2. What is special consideration granted for?
Special consideration is granted to a student in circumstances of acute illness or condition, or an extraordinary
circumstance which has directly impacted their ability to perform an assessment task.
Please be aware that Swinburne has a variety of support services available for students who may be
experiencing chronic illness or disability. They include AccessAbility Services (for assessment and examination
adjustments), Swinburne Health Services (for counselling and psychological services and general medical
treatment) and Student Financials (for financial assistance).
3. What information must a Registered Practitioner Statement include?
The Registered Practitioner Statement must include:
a. The practitioner’s name, contact details, provider or registration number and signature
b. The date of the consultation
c. An evaluation by the practitioner, psychologist, etc. of the duration and degree of impact on the
student’s ability to attend classes, study or complete assessment requirements
d. The date the statement was written and signed.

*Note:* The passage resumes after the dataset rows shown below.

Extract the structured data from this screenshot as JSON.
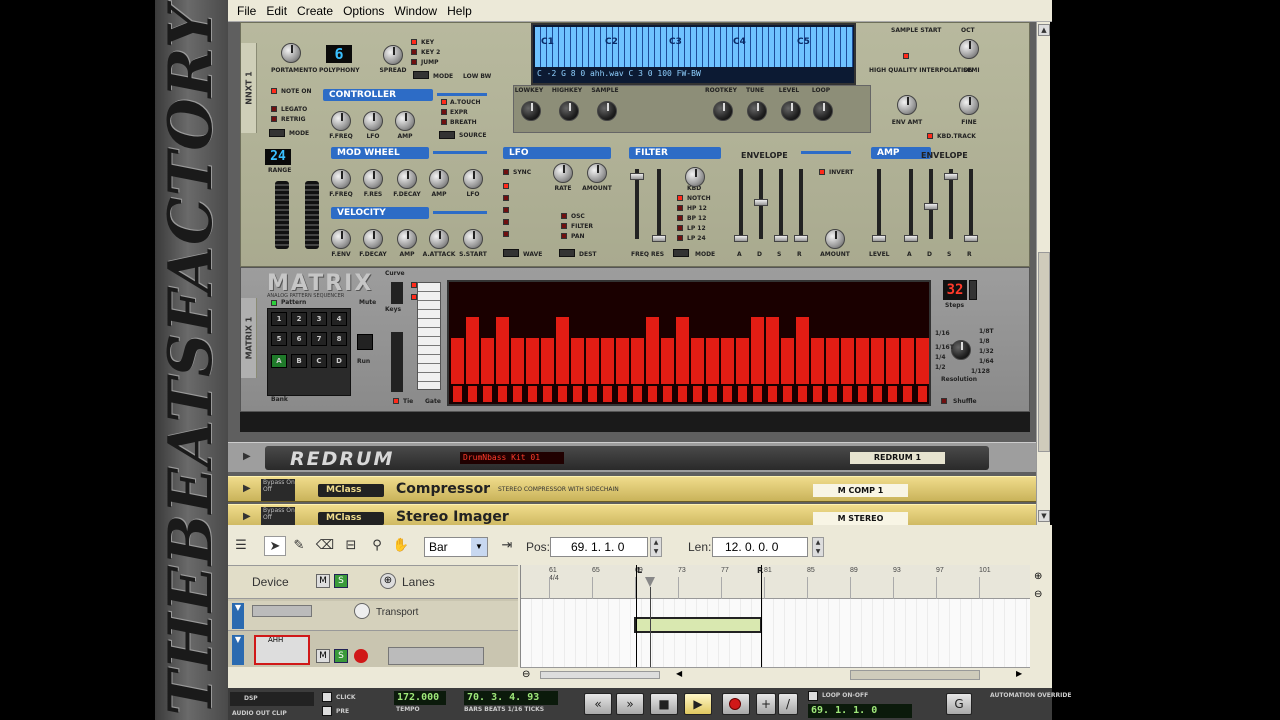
{
  "watermark": "THEBEATSFACTORY",
  "menu": [
    "File",
    "Edit",
    "Create",
    "Options",
    "Window",
    "Help"
  ],
  "nnxt": {
    "side_label": "NNXT 1",
    "knob_labels": [
      "PORTAMENTO",
      "POLYPHONY",
      "SPREAD"
    ],
    "polyphony": "6",
    "key_modes": [
      "KEY",
      "KEY 2",
      "JUMP"
    ],
    "mode_labels": [
      "MODE",
      "LOW BW"
    ],
    "note_on": "NOTE ON",
    "legato": "LEGATO",
    "retrig": "RETRIG",
    "mode": "MODE",
    "controller_title": "CONTROLLER",
    "controller_knobs": [
      "F.FREQ",
      "LFO",
      "AMP"
    ],
    "controller_sources": [
      "A.TOUCH",
      "EXPR",
      "BREATH"
    ],
    "source": "SOURCE",
    "range_value": "24",
    "range_label": "RANGE",
    "modwheel_title": "MOD WHEEL",
    "modwheel_knobs": [
      "F.FREQ",
      "F.RES",
      "F.DECAY",
      "AMP",
      "LFO"
    ],
    "velocity_title": "VELOCITY",
    "velocity_knobs": [
      "F.ENV",
      "F.DECAY",
      "AMP",
      "A.ATTACK",
      "S.START"
    ],
    "keyboard_notes": [
      "C1",
      "C2",
      "C3",
      "C4",
      "C5"
    ],
    "keyboard_readout": "C -2  G 8   0 ahh.wav       C 3  0    100 FW-BW",
    "zone_knobs": [
      "LOWKEY",
      "HIGHKEY",
      "SAMPLE",
      "ROOTKEY",
      "TUNE",
      "LEVEL",
      "LOOP"
    ],
    "sample_start": "SAMPLE START",
    "oct": "OCT",
    "hq": "HIGH QUALITY INTERPOLATION",
    "semi": "SEMI",
    "env_amt": "ENV AMT",
    "fine": "FINE",
    "kbd_track": "KBD.TRACK",
    "lfo_title": "LFO",
    "lfo_sync": "SYNC",
    "lfo_knobs": [
      "RATE",
      "AMOUNT"
    ],
    "lfo_dest": [
      "OSC",
      "FILTER",
      "PAN"
    ],
    "lfo_waves": "WAVE",
    "lfo_dest_label": "DEST",
    "filter_title": "FILTER",
    "filter_envelope": "ENVELOPE",
    "filter_kbd": "KBD",
    "filter_modes": [
      "NOTCH",
      "HP 12",
      "BP 12",
      "LP 12",
      "LP 24"
    ],
    "filter_freq": "FREQ RES",
    "filter_mode": "MODE",
    "invert": "INVERT",
    "adsr": [
      "A",
      "D",
      "S",
      "R"
    ],
    "amount": "AMOUNT",
    "amp_title": "AMP",
    "amp_envelope": "ENVELOPE",
    "level": "LEVEL"
  },
  "matrix": {
    "side_label": "MATRIX 1",
    "logo": "MATRIX",
    "subtitle": "ANALOG PATTERN SEQUENCER",
    "pattern_label": "Pattern",
    "mute_label": "Mute",
    "curve_label": "Curve",
    "keys_label": "Keys",
    "run_label": "Run",
    "bank_label": "Bank",
    "tie_label": "Tie",
    "gate_label": "Gate",
    "pads": [
      "1",
      "2",
      "3",
      "4",
      "5",
      "6",
      "7",
      "8",
      "A",
      "B",
      "C",
      "D"
    ],
    "steps": "32",
    "steps_label": "Steps",
    "resolution_label": "Resolution",
    "shuffle_label": "Shuffle",
    "resolution_values": [
      "1/16",
      "1/8T",
      "1/16T",
      "1/8",
      "1/32",
      "1/4",
      "1/64",
      "1/2",
      "1/128"
    ],
    "column_levels": [
      0.55,
      0.8,
      0.55,
      0.8,
      0.55,
      0.55,
      0.55,
      0.8,
      0.55,
      0.55,
      0.55,
      0.55,
      0.55,
      0.8,
      0.55,
      0.8,
      0.55,
      0.55,
      0.55,
      0.55,
      0.8,
      0.8,
      0.55,
      0.8,
      0.55,
      0.55,
      0.55,
      0.55,
      0.55,
      0.55,
      0.55,
      0.55
    ]
  },
  "redrum": {
    "title": "REDRUM",
    "patch": "DrumNbass Kit 01",
    "tag": "REDRUM 1"
  },
  "mclass": [
    {
      "badge": "MClass",
      "name": "Compressor",
      "desc": "STEREO COMPRESSOR WITH SIDECHAIN",
      "tag": "M COMP 1",
      "bypass": "Bypass On Off"
    },
    {
      "badge": "MClass",
      "name": "Stereo Imager",
      "desc": "",
      "tag": "M STEREO",
      "bypass": "Bypass On Off"
    }
  ],
  "sequencer": {
    "snap_value": "Bar",
    "pos_label": "Pos:",
    "pos_value": "69.  1.  1.    0",
    "len_label": "Len:",
    "len_value": "12.  0.  0.    0",
    "device_label": "Device",
    "lanes_label": "Lanes",
    "transport_track": "Transport",
    "track_name": "AHH",
    "ruler_marks": [
      "61",
      "65",
      "69",
      "73",
      "77",
      "81",
      "85",
      "89",
      "93",
      "97",
      "101"
    ],
    "ruler_sig": "4/4",
    "loop_left": "L",
    "loop_right": "R"
  },
  "transport": {
    "dsp": "DSP",
    "audio_out": "AUDIO OUT CLIP",
    "click": "CLICK",
    "pre": "PRE",
    "tempo": "172.000",
    "tempo_label": "TEMPO",
    "position": "70. 3. 4. 93",
    "position_label": "BARS BEATS 1/16 TICKS",
    "loop_on_off": "LOOP ON-OFF",
    "loop_pos": "69.  1.  1.    0",
    "automation": "AUTOMATION OVERRIDE"
  }
}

The Registered Practitioner Statement is to be completed by a registered medical/health practitioner within the
scope of their practice, who is not a family member and does not have a close or personal relationship with the
student.
Please issue the statement in line with guidelines provided by your professional association and only in respect
of an illness, injury or extraordinary circumstances that you have observed. Please do not provide post-dated
statements, as these will not be accepted by Swinburne.